Neuroimaging Clin N Am. 2000 Aug;10(3):479-91.
Epidural steroid injection is a safe outpatient procedure, which is performed best using image guidance in conjunction with epidurography. Using the techniques described earlier, complications are minimized, and serious complications can be avoided, in experienced hands. The author has performed several thousand procedures in an outpatient setting without any serious complications. Optimal safety and efficacy require an excellent working knowledge of the radiographic anatomy, and the imaging equipment used to perform these procedures. Several studies have demonstrated the difficulty and uncertainty of obtaining an accurate injection without imaging guidance. Radiologists who are well trained in the performance of image-guided percutaneous injection procedures are thus armed with the background to perform these procedures in a safe and efficacious manner. In addition, referral of these procedures to a third party (radiologist) without economic incentives reduces the potential abuse of self-referral--which may occur (or be suspected by payors) when the primary clinician recommends, and then performs, pain management procedures. The use of sedation to perform these procedures is unnecessary, and deep sedation may be dangerous when injections are performed in the vicinity of the spinal cord. The author's experience, which includes clinical feedback and formal trials, shows the technique described in this article to be performed safely without sedation in an outpatient setting, with a high success rate for alleviating pain symptoms. When properly performed, epidural steroid injections have a clinically established role in the management of neck and back pain.

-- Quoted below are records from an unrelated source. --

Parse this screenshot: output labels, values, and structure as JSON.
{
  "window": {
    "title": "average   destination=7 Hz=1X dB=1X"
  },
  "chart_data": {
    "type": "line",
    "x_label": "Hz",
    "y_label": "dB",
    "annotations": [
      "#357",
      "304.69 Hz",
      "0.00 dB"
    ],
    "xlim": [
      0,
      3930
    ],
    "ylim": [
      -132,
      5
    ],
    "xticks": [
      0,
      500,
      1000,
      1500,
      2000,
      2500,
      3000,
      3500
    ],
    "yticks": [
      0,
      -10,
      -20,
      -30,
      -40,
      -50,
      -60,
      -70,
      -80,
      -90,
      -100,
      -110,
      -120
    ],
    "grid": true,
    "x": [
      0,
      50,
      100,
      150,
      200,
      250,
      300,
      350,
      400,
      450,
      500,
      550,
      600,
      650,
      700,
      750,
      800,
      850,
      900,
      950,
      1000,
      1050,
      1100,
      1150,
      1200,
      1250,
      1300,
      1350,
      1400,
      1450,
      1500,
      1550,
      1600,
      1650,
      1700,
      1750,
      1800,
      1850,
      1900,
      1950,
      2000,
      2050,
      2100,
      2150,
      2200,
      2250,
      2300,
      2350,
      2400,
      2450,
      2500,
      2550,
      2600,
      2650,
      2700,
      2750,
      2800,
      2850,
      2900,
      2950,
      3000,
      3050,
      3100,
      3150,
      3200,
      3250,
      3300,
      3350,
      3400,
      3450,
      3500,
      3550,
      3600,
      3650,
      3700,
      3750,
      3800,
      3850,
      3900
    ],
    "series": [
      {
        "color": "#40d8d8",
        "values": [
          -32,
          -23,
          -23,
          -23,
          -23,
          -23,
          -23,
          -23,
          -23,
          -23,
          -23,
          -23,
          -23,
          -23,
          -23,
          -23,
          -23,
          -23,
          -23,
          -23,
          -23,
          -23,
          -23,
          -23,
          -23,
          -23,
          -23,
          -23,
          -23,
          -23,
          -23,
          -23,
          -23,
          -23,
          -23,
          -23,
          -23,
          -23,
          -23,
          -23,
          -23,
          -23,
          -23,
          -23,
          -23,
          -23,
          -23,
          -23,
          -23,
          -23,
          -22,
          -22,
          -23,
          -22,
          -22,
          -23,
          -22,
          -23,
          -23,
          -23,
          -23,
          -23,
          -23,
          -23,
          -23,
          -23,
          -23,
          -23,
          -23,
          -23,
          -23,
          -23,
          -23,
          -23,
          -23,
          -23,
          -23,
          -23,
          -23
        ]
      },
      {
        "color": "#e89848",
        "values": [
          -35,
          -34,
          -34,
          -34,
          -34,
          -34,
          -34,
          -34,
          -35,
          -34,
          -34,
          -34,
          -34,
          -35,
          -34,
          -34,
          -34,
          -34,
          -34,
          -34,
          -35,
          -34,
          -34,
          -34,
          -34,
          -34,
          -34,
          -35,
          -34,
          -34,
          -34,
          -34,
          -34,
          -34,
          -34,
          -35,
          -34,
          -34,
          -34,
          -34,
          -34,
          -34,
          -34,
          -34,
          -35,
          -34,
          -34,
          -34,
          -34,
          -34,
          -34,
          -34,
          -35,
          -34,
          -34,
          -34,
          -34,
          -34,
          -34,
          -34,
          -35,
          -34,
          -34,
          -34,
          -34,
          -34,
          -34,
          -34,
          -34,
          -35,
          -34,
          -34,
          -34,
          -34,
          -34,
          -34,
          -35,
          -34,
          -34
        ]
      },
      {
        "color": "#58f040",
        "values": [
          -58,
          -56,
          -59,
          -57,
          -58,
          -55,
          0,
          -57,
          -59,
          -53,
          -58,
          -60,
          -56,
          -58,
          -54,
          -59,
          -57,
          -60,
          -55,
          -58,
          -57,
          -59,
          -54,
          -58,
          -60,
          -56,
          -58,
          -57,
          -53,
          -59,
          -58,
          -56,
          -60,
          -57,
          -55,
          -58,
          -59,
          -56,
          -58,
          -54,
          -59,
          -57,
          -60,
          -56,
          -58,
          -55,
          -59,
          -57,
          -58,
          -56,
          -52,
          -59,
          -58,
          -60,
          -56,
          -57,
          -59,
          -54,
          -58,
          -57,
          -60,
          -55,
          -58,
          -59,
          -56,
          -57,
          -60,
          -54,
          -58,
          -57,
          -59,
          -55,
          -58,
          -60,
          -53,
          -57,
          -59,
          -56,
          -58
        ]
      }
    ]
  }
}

硬膜外类固醇注射是一种安全的门诊手术,最好在影像引导下结合硬膜外造影进行。采用上述技术,在经验丰富的医生操作下,并发症可降至最低,严重并发症可避免。作者在门诊环境中已进行了数千例手术,未出现任何严重并发症。最佳的安全性和有效性需要对放射解剖学以及用于实施这些手术的成像设备有深入的了解。多项研究表明,在没有影像引导的情况下进行准确注射存在困难和不确定性。因此,接受过影像引导下经皮注射手术培训的放射科医生具备以安全有效的方式实施这些手术的背景知识。此外,将这些手术转交给第三方(放射科医生)且无经济激励措施,可减少自我转诊的潜在滥用情况——当初级临床医生推荐并随后实施疼痛管理手术时,这种滥用情况可能会发生(或被付款方怀疑)。实施这些手术时无需使用镇静剂,在脊髓附近进行注射时深度镇静可能很危险。作者的经验,包括临床反馈和正式试验,表明本文所述技术在门诊环境中无需镇静即可安全实施,缓解疼痛症状的成功率很高。正确实施时,硬膜外类固醇注射在颈部和背部疼痛的管理中具有已确立的临床作用。